UNIVERSITY PARK, Pa. — Janet Welsh, associate research professor of health and human development and senior research associate with the Edna Bennett Pierce Prevention Research Center, has worked in prevention research since 1994, with the aim of improving the lives of people and communities impacted by substance abuse and addiction.
LEARN MORE about Welsh’s critical work to reduce teen substance abuse.
As a key member of Penn State’s interdisciplinary PROSPER program — which stands for “PROmoting School-community-university Partnerships to Enhance Resilience” — Welsh has played an important role in bringing data-driven, evidence-based prevention programming to communities across Pennsylvania.
Penn State News recently sat down with Welsh to learn more about how PROSPER is impacting the lives of everyday Pennsylvanians.
Q: Can you provide a high-level overview of the PROSPER program?
PROSPER is a system for delivering evidence-based prevention education, specifically to middle school children and their families, using collaboration among schools, community partners, and Penn State.
At the Penn State level, it’s a collaboration between prevention scientists, like me, and people in the Penn State Extension system who work in communities. At the community level, PROSPER involves an Extension educator who serves as the local coordinator for the PROSPER team, which is a collation made up of community members from different groups like the school, mental health organizations, the county drug and alcohol office, and parents. And that group, led by the Extension educator, is responsible for the oversight of these educational programs.
So PROSPER isn’t a ‘program,’ per se; it’s more a delivery system for programs.
Q: What kind of programs have you found to be most effective?
We target middle school because that’s the age where it’s getting close to when kids are going to start experimenting with substances. It’s not too far down the road, where they already have a problem and a universal educational program is no longer going to help. We want to reach them right on the edge of that risk period.
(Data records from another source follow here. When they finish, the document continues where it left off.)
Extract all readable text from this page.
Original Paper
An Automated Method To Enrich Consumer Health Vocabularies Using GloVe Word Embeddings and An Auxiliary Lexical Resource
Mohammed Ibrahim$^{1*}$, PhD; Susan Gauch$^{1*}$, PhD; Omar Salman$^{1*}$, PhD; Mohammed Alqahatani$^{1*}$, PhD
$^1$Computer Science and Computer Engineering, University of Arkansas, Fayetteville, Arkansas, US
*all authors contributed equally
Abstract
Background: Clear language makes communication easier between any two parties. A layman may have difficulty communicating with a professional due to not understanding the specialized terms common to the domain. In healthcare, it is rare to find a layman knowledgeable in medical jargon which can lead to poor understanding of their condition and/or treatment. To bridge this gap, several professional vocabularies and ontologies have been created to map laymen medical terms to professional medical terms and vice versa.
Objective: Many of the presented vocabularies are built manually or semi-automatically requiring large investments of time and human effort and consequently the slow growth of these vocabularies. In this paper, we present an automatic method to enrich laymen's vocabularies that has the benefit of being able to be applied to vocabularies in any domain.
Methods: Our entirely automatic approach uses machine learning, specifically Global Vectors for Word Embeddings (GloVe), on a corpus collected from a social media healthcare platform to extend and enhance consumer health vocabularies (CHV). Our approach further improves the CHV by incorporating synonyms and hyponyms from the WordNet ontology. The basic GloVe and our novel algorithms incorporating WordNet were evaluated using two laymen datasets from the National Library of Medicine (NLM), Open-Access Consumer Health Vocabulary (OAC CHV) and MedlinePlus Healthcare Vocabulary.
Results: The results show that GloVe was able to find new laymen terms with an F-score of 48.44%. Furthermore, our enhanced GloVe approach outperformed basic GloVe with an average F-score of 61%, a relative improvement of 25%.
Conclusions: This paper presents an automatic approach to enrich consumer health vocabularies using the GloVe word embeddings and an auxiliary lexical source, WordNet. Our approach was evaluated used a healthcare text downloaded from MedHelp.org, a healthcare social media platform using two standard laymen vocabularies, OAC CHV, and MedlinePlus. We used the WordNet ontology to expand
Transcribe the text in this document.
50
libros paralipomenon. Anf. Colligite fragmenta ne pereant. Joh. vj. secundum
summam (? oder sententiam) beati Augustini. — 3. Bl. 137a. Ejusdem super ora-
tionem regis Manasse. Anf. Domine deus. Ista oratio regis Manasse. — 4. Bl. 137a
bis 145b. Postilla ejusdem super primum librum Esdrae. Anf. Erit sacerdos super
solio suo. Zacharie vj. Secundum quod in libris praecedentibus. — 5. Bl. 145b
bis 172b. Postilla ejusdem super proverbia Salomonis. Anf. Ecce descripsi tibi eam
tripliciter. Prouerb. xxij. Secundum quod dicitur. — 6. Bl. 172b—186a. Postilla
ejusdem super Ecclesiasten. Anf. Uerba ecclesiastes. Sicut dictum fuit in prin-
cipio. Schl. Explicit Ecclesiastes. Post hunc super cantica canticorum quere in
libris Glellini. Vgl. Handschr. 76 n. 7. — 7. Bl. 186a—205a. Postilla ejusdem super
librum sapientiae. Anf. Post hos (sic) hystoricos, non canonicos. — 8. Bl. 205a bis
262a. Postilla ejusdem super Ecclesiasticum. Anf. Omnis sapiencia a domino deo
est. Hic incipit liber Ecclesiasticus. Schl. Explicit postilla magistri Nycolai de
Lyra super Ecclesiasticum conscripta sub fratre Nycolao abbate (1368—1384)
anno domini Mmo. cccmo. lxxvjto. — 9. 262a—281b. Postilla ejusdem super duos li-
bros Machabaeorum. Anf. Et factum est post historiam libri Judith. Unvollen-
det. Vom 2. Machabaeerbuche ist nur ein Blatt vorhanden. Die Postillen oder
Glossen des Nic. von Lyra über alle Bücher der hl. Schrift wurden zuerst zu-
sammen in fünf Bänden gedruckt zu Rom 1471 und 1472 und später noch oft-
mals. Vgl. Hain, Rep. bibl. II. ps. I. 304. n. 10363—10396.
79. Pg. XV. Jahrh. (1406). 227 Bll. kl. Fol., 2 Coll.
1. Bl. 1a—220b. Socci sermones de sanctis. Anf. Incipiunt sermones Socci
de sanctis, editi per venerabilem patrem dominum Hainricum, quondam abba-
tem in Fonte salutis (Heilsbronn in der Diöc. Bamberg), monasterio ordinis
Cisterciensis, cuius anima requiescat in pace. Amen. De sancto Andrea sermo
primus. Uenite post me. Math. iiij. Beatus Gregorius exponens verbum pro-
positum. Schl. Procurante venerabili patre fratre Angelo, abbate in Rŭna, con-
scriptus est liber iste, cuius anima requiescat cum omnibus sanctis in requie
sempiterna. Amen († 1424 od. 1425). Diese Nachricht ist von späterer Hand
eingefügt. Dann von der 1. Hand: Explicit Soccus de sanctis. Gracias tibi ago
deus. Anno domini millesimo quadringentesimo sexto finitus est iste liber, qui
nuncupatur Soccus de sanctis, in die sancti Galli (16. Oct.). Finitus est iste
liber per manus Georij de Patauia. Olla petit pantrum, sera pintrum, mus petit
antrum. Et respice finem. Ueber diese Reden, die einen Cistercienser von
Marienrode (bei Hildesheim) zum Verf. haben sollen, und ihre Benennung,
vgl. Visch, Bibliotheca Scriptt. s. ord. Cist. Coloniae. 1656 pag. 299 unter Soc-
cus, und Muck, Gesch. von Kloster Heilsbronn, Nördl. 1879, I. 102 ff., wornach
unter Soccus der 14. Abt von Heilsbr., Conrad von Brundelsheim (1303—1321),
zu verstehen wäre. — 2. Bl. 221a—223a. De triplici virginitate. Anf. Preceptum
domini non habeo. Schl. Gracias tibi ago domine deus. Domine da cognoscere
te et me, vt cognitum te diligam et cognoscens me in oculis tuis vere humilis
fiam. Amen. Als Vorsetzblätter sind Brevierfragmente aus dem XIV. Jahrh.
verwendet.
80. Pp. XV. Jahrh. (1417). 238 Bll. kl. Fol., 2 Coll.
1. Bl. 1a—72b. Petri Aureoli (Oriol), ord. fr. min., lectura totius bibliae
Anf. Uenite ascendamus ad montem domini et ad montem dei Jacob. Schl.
The first program we ask communities to do is a family-based, extra-curricular program outside of school for both parents and youth. Getting the parents involved is critical. I actually did it myself with all three of my own children. In the parent program, you show up, you have dinner together, and the children do their own activities while they teach us parents things like how to set limits in a sensible way, how to communicate with your child, how to pay attention to what your kid is doing and who they’re with—all parenting skills that improve protective factors for kids. Then you come together at the end and you do activities together to practice what you’ve learned.